Sun Ra was a major innovator. Born Herman Sonny Blount in Birmingham, Atlanta, Ra led his own band for the first time in 1934. He freelanced at a variety of jobs in the Midwest, working as a pianist/arranger with Fletcher Henderson in 1946-1947. He appeared on some obscure records as early as 1948, but really got started around 1953. Leading a big band (which he called the Arkestra) in Chicago, Ra started off playing advanced bop, but was early on open to the influences of other cultures, experimenting with primitive electric keyboards, and playing free long before the avantgarde got established. After moving to New York in 1961, Ra performed some of his most advanced work. In 1970, he relocated his group to Philadelphia, and in later years alternated free improvisations and mystical group chants with eccentric versions of swing tunes, sounding like a spaced-out Fletcher Henderson orchestra. Many of his most important sidemen were with him on and off for decades (most notably John Gilmore on tenor, altoist Marshall Allen, and baritonist Pat Patrick). Ra, who recorded for more than a dozen labels, has been well served by Evidence’s extensive repackaging of many of his Saturn dates, which have at last been outfitted with correct dates and personnel details. In the late nineties, other labels began reissuing albums from Sun Ra’s vast catalog, an effort that will surely continue for years to come.
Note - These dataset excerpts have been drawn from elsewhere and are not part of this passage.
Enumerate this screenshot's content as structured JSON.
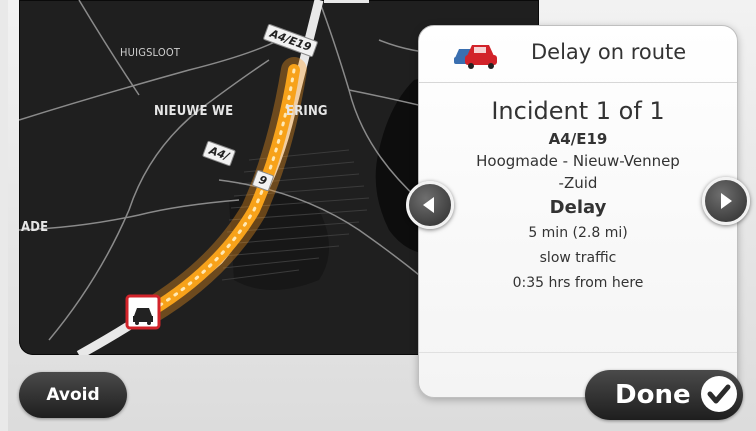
{
  "map": {
    "place_labels": [
      "HUIGSLOOT",
      "NIEUWE WE",
      "ERING",
      "ADE"
    ],
    "road_shields": [
      "A4/E19",
      "A4/",
      "9"
    ]
  },
  "incident_panel": {
    "header_title": "Delay on route",
    "header_icon": "car-icon",
    "title": "Incident 1 of 1",
    "road": "A4/E19",
    "description_line1": "Hoogmade - Nieuw-Vennep",
    "description_line2": "-Zuid",
    "type": "Delay",
    "delay": "5 min (2.8 mi)",
    "traffic": "slow traffic",
    "time_from_here": "0:35 hrs from here"
  },
  "buttons": {
    "avoid": "Avoid",
    "done": "Done",
    "prev_icon": "chevron-left-icon",
    "next_icon": "chevron-right-icon",
    "done_icon": "checkmark-icon"
  },
  "colors": {
    "route_orange": "#f7a21a",
    "incident_red": "#d2232a",
    "map_background": "#1f1f1f"
  }
}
This year it’s been 10 years since jazz legend and philosopher Sun Ra died. Therefore Kindred Spirits is releasing the dedication album “A Sun Ra Dedication: The Myth Lives On” (Kindred Spirits / KS003). Many contemporary artists / producers from different parts of the music spectrum have been asked to do a cover or inspiration. They all had one thing in common: they were heavily inspired and/or influenced by the live and music of Sun Ra. On a straight jazz tip are Francisco Mora’s (drummer of Sun Ra’s band, the Arkestra) Outerzone Band, Madlib’s Yesterdays New Quintet (feat. Dudley Perkins) and Mocky. Jimi Tenor gives “Love In Outta Space” a soul twist and also Kirk Degiorgio as Offworld comes with a souled out cover of “Astro Black”. Recloose and Theo keep it slightly house and Mustang remains close to his offbeat production, while LA based Build An Ark debuts with a African vibed cover of “Door Of The Cosmos”. King Britt pays homage to his fellow Philly musician on a hip hop tip, while Philip Charles closes off in synthesizer wonderland. We could keep on describing this, but in essence it is all jazz, an experiment, put together by many of the great musicians of today. Sun Ra lives on … forever.

Various Artists – A Sun Ra Dedication: The Myth Lives On (Kindred Spirits / KS003) is in stores now.